Personal information
- Born: 8 February 2000 (age 26) Born, Netherlands
- Nationality: Dutch
- Height: 1.75 m (5 ft 9 in)
- Playing position: Centre back

Club information
- Current club: Gloria Bistrița
- Number: 9

Senior clubs
- Years: Team
- 0000–2014: Beekse Fusie Club
- 2014–2015: HandbaL Venlo
- 2015–2018: Morrenhof Jansen/Dalfsen
- 2018–2021: København Håndbold
- 2021–2024: Odense Håndbold
- 2024–01/2025: Vipers Kristiansand
- 01/2025–: Gloria Bistrița

National team ^{1}
- Years: Team / Apps / (Gls)
- 2017–: Netherlands / 112 / (214)

Medal record
World Championship
| Gold medal – first place | 2019 Japan |  |
European Championship U19
| Silver medal – second place | 2019 Hungary |  |

= Larissa Nüsser =

Dutch handball player (born 2000)

Larissa Nüsser (born 8 February 2000) is a Dutch handball player, who plays for Gloria Bistrița and for the Dutch national team.

She was a part the Netherlands team that won the 2019 World Women's Handball Championship; the first title in the country's history.

==Club career==
Nüsser started playing handball at her hometown club HV Born and transferred later to BFC Beek. In 2014 she joined the Dutch top league team HandbaL Venlo together with her sister Chiara Nüsser.

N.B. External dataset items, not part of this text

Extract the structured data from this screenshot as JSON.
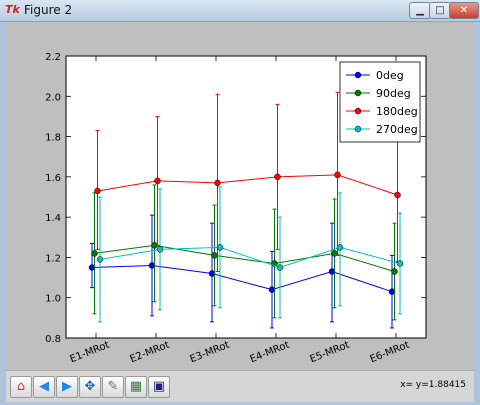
{
  "window": {
    "title": "Figure 2",
    "app_icon": "Tk"
  },
  "toolbar": {
    "buttons": [
      {
        "name": "home-button",
        "icon": "home-icon",
        "glyph": "⌂",
        "color": "#c0392b"
      },
      {
        "name": "back-button",
        "icon": "back-arrow-icon",
        "glyph": "◀",
        "color": "#1e88e5"
      },
      {
        "name": "forward-button",
        "icon": "forward-arrow-icon",
        "glyph": "▶",
        "color": "#1e88e5"
      },
      {
        "name": "pan-button",
        "icon": "pan-move-icon",
        "glyph": "✥",
        "color": "#1565c0"
      },
      {
        "name": "zoom-button",
        "icon": "zoom-rect-icon",
        "glyph": "✎",
        "color": "#6d6d6d"
      },
      {
        "name": "configure-subplots-button",
        "icon": "subplots-icon",
        "glyph": "▦",
        "color": "#2e7d32"
      },
      {
        "name": "save-button",
        "icon": "save-disk-icon",
        "glyph": "▣",
        "color": "#1a237e"
      }
    ],
    "status": "x= y=1.88415"
  },
  "chart_data": {
    "type": "line",
    "categories": [
      "E1-MRot",
      "E2-MRot",
      "E3-MRot",
      "E4-MRot",
      "E5-MRot",
      "E6-MRot"
    ],
    "ylim": [
      0.8,
      2.2
    ],
    "yticks": [
      "0.8",
      "1.0",
      "1.2",
      "1.4",
      "1.6",
      "1.8",
      "2.0",
      "2.2"
    ],
    "legend_position": "top-right",
    "grid": false,
    "series": [
      {
        "name": "0deg",
        "color": "#0000ff",
        "values": [
          1.15,
          1.16,
          1.12,
          1.04,
          1.13,
          1.03
        ],
        "err": [
          [
            1.05,
            1.27
          ],
          [
            0.91,
            1.41
          ],
          [
            0.88,
            1.37
          ],
          [
            0.85,
            1.23
          ],
          [
            0.88,
            1.37
          ],
          [
            0.85,
            1.21
          ]
        ]
      },
      {
        "name": "90deg",
        "color": "#007a00",
        "values": [
          1.22,
          1.26,
          1.21,
          1.17,
          1.22,
          1.13
        ],
        "err": [
          [
            0.92,
            1.52
          ],
          [
            0.98,
            1.56
          ],
          [
            0.96,
            1.46
          ],
          [
            0.9,
            1.44
          ],
          [
            0.95,
            1.49
          ],
          [
            0.89,
            1.37
          ]
        ]
      },
      {
        "name": "180deg",
        "color": "#ff0000",
        "values": [
          1.53,
          1.58,
          1.57,
          1.6,
          1.61,
          1.51
        ],
        "err": [
          [
            1.24,
            1.83
          ],
          [
            1.26,
            1.9
          ],
          [
            1.13,
            2.01
          ],
          [
            1.24,
            1.96
          ],
          [
            1.21,
            2.02
          ],
          [
            1.18,
            1.84
          ]
        ]
      },
      {
        "name": "270deg",
        "color": "#00bfbf",
        "values": [
          1.19,
          1.24,
          1.25,
          1.15,
          1.25,
          1.17
        ],
        "err": [
          [
            0.88,
            1.5
          ],
          [
            0.94,
            1.54
          ],
          [
            0.95,
            1.55
          ],
          [
            0.9,
            1.4
          ],
          [
            0.96,
            1.52
          ],
          [
            0.92,
            1.42
          ]
        ]
      }
    ]
  }
}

A year later she joined league rivals SV Dalfsen, where she won the Dutch cup twice and Dutch championship and Dutch supercup once.

In 2018 she joined Danish top league side København Håndbold. In December 2021 she joined league rivals Odense Håndbold to replace the injured Mia Rej. The transfer was a record sale for København Håndbold. With Odense she won the Danish League in 2021 and 2022. The 2021 was the first national championship in club history.

In the summer of 2024 she joined Norwegian Vipers Kristiansand.
She would however not play long for them, as the club declared bankruptcy in January 2025. Instead she joined Romanian side Gloria Bistrița.

===National team===
Nüsser debuted for the Dutch national team on 28 October 2017, at the age of 17.
Her first major international tournament was the 2019 World Championship in Japan, where Netherlands won gold medals, beating Spain in the final 30:29

At the 2020 European Championship she came 6th with the Dutch team. At the 2020 Olympics she was also part of the Dutch team, although she only played a single match.

At the 2021 World Championship she saw more playing time, when she finished 9th with the Dutch team. At the 2023 World Championship she finished 5th with the Dutch team.

==Private life==
Both her father, Harold Nüsser, and her grandfather Jo Nüsser were handball players. Her father played 150 matches for the Dutch national team, while her grandfather played 222.

Her sister Chiara Nüsser is also a handball player.